Jeri Vargas put her elderly mother on the Do Not Call list years ago. So why is the 88-year-old woman with Alzheimer's disease still getting several recorded phone calls a day pitching her such things as vacation cruises, medical alert devices and fire extinguishers?
The Federal Communications Commission has been asked to consider the question of whether phone companies could do more to stop the onslaught of "robocalls," the automated phone calls favored by scammers. Since the convergence of Internet and phone lines, it has become easy to blast out hundreds of thousands of calls in a matter of minutes to see who takes the bait. The question of whether these calls can be blocked has never been more pressing than around tax season, when many pretend to come from the Internal Revenue Service.
The phone companies say they worry that automatic call blocking might run afoul of laws requiring them to connect phone calls and have asked the FCC to clarify that it doesn't. Many carriers offer call blocking services to consumers, sometimes for a fee. But they also don't want regulators to create any hard-and-fast rules, which they say could be difficult to implement.
Consumer groups counter that the phone companies are dragging their feet for no good reason and that, once given the green light from the FCC, could block most robocalls if they wanted.
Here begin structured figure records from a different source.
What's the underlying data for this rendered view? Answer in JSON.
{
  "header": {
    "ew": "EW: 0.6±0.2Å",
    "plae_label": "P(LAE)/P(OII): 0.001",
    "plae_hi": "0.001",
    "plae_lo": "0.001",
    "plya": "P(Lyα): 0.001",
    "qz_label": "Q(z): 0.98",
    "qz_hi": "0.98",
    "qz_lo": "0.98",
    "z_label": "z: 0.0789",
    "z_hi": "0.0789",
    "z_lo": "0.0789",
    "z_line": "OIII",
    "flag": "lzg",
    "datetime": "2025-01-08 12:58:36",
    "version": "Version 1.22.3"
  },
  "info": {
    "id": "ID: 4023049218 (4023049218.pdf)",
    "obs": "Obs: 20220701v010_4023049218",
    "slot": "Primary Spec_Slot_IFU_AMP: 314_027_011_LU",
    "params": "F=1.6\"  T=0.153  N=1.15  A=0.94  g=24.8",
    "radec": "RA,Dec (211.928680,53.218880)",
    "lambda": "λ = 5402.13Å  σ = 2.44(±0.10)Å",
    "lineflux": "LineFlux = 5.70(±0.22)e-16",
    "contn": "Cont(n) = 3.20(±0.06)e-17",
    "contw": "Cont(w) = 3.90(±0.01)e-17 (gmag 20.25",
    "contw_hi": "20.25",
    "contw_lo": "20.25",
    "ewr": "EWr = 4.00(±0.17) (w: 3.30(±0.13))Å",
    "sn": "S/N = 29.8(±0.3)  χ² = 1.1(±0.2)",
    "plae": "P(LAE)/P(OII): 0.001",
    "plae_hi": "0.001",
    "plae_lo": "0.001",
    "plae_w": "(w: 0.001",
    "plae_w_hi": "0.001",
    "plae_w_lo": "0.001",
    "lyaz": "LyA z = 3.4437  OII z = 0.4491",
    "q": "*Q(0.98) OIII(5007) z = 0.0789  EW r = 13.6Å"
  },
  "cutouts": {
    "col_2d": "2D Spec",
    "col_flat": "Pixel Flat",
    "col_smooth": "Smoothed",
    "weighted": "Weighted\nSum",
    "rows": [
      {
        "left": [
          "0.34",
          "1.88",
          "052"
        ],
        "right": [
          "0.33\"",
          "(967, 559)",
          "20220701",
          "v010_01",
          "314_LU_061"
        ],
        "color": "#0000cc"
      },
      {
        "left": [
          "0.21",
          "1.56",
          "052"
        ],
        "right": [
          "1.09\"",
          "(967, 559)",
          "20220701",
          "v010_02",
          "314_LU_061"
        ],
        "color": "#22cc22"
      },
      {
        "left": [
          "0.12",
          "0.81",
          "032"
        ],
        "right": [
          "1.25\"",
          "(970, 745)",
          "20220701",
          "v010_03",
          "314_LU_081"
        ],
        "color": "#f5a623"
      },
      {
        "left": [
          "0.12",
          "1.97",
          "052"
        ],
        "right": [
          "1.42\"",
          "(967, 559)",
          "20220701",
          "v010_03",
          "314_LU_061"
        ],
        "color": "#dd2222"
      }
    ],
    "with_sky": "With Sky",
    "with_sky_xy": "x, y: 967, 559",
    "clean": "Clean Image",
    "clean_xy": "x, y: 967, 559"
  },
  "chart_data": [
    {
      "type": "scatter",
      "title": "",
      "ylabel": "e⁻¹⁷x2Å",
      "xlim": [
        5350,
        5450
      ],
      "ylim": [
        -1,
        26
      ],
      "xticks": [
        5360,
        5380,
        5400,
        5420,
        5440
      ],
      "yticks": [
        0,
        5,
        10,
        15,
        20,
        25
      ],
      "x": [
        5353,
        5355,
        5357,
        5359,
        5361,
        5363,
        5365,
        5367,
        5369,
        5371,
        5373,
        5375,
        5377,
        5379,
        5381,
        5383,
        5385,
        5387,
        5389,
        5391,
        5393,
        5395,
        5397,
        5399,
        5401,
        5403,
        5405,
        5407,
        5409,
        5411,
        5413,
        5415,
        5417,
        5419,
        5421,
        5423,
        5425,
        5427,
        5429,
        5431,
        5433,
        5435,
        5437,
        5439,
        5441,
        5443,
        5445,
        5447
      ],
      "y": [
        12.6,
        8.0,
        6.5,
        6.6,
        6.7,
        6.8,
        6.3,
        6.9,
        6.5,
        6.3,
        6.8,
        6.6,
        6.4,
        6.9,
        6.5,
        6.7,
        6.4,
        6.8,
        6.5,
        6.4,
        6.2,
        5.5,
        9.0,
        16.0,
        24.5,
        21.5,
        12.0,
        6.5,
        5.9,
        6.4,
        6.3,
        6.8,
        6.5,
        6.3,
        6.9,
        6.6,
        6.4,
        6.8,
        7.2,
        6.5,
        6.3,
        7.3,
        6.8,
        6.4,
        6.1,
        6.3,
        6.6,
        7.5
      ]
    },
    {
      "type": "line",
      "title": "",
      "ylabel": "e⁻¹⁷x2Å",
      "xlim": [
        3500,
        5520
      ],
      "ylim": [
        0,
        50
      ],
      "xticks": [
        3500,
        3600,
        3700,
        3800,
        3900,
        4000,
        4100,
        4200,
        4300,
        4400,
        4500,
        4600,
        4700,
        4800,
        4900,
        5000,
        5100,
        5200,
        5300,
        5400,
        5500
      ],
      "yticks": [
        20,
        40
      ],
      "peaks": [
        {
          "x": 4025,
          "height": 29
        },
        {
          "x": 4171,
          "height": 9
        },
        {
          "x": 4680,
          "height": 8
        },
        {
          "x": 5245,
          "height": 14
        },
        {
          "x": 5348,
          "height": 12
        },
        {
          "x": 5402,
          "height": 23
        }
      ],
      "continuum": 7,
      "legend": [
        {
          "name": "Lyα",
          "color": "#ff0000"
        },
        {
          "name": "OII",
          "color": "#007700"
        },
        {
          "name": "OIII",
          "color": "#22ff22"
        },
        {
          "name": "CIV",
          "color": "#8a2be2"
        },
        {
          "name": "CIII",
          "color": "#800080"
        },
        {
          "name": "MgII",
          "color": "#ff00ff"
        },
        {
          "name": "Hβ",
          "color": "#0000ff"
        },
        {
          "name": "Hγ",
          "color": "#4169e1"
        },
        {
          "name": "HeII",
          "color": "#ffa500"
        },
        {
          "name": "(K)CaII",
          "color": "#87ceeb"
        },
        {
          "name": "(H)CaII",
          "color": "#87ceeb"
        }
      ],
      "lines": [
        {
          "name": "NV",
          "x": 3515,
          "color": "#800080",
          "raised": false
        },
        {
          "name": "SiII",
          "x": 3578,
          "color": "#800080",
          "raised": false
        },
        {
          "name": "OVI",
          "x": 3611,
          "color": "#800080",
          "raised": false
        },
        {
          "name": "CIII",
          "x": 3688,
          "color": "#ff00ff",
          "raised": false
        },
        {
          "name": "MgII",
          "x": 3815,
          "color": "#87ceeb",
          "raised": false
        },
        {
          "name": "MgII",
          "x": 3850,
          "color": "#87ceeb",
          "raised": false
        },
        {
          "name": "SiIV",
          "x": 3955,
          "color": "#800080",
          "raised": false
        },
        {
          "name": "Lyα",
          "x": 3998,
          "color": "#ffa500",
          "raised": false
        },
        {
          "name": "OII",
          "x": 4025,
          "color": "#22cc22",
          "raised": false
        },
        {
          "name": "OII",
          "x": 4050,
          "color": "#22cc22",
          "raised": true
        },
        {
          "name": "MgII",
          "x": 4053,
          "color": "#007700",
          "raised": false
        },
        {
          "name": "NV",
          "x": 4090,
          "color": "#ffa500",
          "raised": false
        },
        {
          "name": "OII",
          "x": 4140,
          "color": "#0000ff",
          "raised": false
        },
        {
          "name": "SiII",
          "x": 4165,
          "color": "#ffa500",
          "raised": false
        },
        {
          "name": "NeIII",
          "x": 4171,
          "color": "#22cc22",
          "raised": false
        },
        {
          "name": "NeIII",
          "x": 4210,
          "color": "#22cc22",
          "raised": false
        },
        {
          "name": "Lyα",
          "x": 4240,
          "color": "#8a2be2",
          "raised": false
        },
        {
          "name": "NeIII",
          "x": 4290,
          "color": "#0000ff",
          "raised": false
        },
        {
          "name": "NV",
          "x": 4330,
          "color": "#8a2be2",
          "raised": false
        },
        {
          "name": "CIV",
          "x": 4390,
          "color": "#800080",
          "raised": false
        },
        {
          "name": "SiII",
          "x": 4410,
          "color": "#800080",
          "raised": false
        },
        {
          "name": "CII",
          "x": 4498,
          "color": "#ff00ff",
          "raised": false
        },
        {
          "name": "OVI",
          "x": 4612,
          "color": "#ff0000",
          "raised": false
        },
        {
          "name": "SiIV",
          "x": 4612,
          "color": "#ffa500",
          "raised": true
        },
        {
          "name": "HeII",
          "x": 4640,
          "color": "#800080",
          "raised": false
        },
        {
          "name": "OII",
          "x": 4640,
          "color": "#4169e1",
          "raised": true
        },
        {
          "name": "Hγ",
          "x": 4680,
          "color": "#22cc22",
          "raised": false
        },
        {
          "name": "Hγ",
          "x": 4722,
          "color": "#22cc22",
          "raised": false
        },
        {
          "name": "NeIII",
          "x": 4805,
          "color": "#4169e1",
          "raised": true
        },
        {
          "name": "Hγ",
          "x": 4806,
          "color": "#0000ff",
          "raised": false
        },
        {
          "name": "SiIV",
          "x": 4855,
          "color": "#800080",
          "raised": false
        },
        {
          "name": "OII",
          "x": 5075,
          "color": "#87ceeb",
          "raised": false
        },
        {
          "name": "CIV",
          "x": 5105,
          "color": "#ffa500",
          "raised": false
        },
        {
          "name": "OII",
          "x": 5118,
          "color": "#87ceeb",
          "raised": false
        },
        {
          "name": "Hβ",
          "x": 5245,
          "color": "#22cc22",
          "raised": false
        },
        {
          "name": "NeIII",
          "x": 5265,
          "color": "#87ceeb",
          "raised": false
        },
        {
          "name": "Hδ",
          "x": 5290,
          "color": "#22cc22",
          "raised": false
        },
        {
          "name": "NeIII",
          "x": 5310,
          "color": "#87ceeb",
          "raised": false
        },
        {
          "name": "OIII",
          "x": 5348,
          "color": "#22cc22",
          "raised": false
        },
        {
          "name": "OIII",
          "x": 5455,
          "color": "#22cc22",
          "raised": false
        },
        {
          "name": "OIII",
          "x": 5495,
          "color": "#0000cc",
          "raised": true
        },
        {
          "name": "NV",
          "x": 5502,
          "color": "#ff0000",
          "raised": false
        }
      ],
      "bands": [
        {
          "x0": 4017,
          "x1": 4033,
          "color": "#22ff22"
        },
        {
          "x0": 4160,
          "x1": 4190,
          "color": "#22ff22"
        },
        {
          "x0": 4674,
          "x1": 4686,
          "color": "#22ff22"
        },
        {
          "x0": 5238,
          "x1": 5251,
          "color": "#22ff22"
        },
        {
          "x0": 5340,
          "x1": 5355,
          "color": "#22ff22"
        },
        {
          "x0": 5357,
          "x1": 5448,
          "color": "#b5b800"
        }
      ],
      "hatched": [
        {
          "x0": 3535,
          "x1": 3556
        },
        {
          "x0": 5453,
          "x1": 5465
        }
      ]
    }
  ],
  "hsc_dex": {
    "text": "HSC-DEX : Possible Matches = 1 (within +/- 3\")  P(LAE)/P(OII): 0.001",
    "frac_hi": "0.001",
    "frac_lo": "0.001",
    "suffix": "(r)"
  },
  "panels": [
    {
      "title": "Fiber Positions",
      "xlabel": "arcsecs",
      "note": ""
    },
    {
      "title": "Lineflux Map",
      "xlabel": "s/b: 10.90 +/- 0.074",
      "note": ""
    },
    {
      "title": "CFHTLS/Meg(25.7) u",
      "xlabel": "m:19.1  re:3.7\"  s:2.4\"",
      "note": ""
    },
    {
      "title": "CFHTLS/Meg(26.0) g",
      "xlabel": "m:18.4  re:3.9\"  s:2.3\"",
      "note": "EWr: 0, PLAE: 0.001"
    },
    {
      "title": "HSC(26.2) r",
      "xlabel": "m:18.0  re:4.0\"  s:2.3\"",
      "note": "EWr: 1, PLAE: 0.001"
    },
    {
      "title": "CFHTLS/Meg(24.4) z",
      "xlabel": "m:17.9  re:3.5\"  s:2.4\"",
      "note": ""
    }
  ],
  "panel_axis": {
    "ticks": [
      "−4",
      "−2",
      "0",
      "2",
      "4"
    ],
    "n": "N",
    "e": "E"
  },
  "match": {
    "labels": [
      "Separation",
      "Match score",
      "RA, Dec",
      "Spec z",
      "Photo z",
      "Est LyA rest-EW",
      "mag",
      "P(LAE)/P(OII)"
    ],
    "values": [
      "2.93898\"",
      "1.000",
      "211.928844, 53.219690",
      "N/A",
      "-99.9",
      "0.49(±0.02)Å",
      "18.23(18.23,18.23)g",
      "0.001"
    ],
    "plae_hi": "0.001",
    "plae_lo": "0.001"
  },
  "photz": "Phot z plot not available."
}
"It is time for AT&T to provide free, effective solutions to this problem immediately, so that unwanted robocalls are stopped before they reach us," wrote Tim Marvin of Consumers Union in a recent letter to AT&T. The group, which has organized an online petition at EndRobocalls.com, sent similar letters to Verizon and CenturyLink.
AT&T says it's not as easy as it sounds. Robocallers can easily "spoof" their identity and location by pretending to be from a legitimate source or by altering the caller ID. So blocking robocalls is "a bit like a game of Whac-A-Mole: just as numbers are identified for blocking, the robocaller spoofs another number," the company said in an FCC filing.
The U.S. passed the widely popular Do Not Call legislation in 2003. Commercial telemarketers are not allowed to call you if you've put your number in the registry unless they have "an established business relationship" with you.
But unsolicited phone calls remain a top consumer complaint. The Federal Trade Commission, which goes after businesses for deceptive practices, says it receives an average of 150,000 complaints a month on robocalls and has filed more than 100 lawsuits against violators of the Do Not Call rules.
Still, regulators and phone companies say they remain stumped on how to fix the problem for good.
"For every company we can shut down, there are probably 10 to 100 companies that can pop up in its place," said Patty Hsue, an FTC staff attorney who leads the agency's technical initiatives against robocalls.
A common example is "Rachel from Cardholder Services." The automated voice recording encourages listeners to press a number, which connects them with someone who promises to lower their interest rates in exchange for an upfront fee. The FTC was able to trace the calls to multiple people inside the U.S. and demand refund checks, but copycat scams continue.
For Vargas, it was the aggressive telemarketing calls that tipped her off to her mother's failing health. Yachting equipment arrived at the house one day, followed by magazines, books and light bulbs her mom didn't need.
Vargas hid her mom's credit cards, only to find out later that a man claiming to sell fire extinguishers had her mom search through old statements to provide him a credit card number. Vargas says she thinks that robocalls were an easy way of identifying her mother as a vulnerable target. Now the phone rings all day long, but Vargas is reluctant to get rid of the line in case of an emergency.
"I don't mind if someone calls me because I can say, 'No, thank you,'" Vargas said. "But it's hard for someone like my mom."